The Remainers for their part want to keep the parliamentary shop open for as long as it takes to at least delay Brexit, if not stop it altogether.
But at some stage there would be nothing to stop the prime Minister from going to the Queen and recommending she prorogues parliament for a while before starting a new session.
So how is Dominic Grieve hoping to prevent this happening.
Well, at 7pm tonight MPs will be debating the Northern Ireland (Executive Formation) Bill and the plan would be to introduce an amendment that would force the government to make a statement to the house about power-sharing sometime in October.
Now, the latest House of Commons published documentation does not show this amendment as far as I can see, but there are many other amendments, mostly from the leader of the opposition, Jeremy Corbyn, that if voted through requires the government to lay statutory instruments before parliament prior to the 21st of October.
The aim of forcing a minister to make a statement in the house on a certain date would mean that Parliament could of course not be prorogued before that, or so the thinking goes.
But as an article in Conservative Home says, that plot may be too clever by half.
Because unless certain rules are followed it does not stop prorogation. In that parliament can still be shut down, but the side effect would be that the minister involved would now be unable to report back on that date.

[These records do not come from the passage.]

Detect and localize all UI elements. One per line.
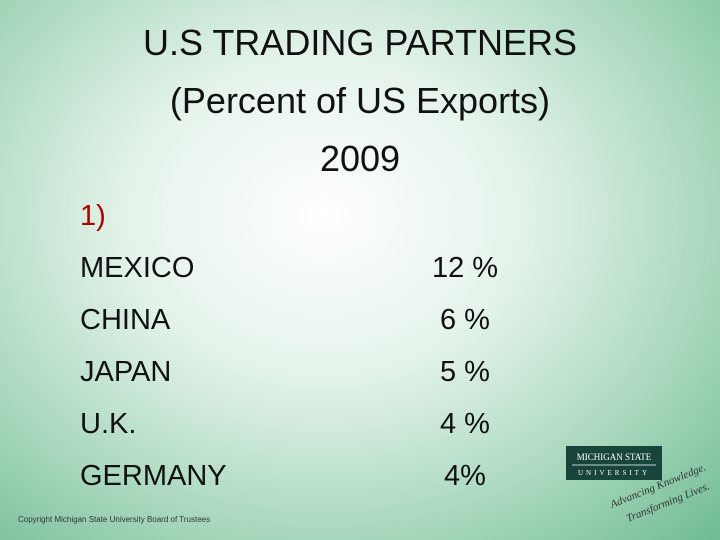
title-line: U.S TRADING PARTNERS <box>142 22 578 63</box>
percent: 4 % <box>440 408 490 440</box>
country: JAPAN <box>80 356 172 388</box>
logo-box <box>566 446 662 480</box>
country: MEXICO <box>80 252 195 284</box>
logo-sub: UNIVERSITY <box>578 469 650 477</box>
percent: 12 % <box>431 252 499 284</box>
percent: 6 % <box>440 304 490 336</box>
logo-name: MICHIGAN STATE <box>577 452 652 462</box>
copyright: Copyright Michigan State University Boar… <box>18 515 210 524</box>
country: GERMANY <box>80 460 227 492</box>
title-line: (Percent of US Exports) <box>169 80 551 121</box>
country: CHINA <box>80 304 171 336</box>
percent: 4% <box>444 460 486 492</box>
percent: 5 % <box>440 356 490 388</box>
title-line: 2009 <box>319 138 401 179</box>
list-marker: 1) <box>80 200 106 232</box>
country: U.K. <box>80 408 137 440</box>
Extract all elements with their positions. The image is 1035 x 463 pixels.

And an example they give is, what if many ministers are due to make reports back to the House and there was a vote of no confidence lost by the government and a general election forced by a vote of MPs and those ministers were then unable to report to the House because parliament had been shut down for the election?
Further, say the authors, Professor Richard Ekins and Sir Stephen laws, the proper way for any law to stop prorogation would need what is known as the 'Queen's Consent' in both houses of parliament.
Without that consent and an explicit statement that the amendment removes the prerogative power of the Prime Minister to prorogue parliament, then it should not be seen to do so.
As the piece says:
"…MPs today have a duty to insist that any legislation that attempts to limit the prerogative should say so clearly and should only be enacted in strict accordance with the rules."
And now, in case you haven't heard, the Brexiteer Labour MP, Kate Hoey, has decided to stand down at the next election.
One assumes we'll get a Remainer in her place, possibly a hard left Momentum type Remainer.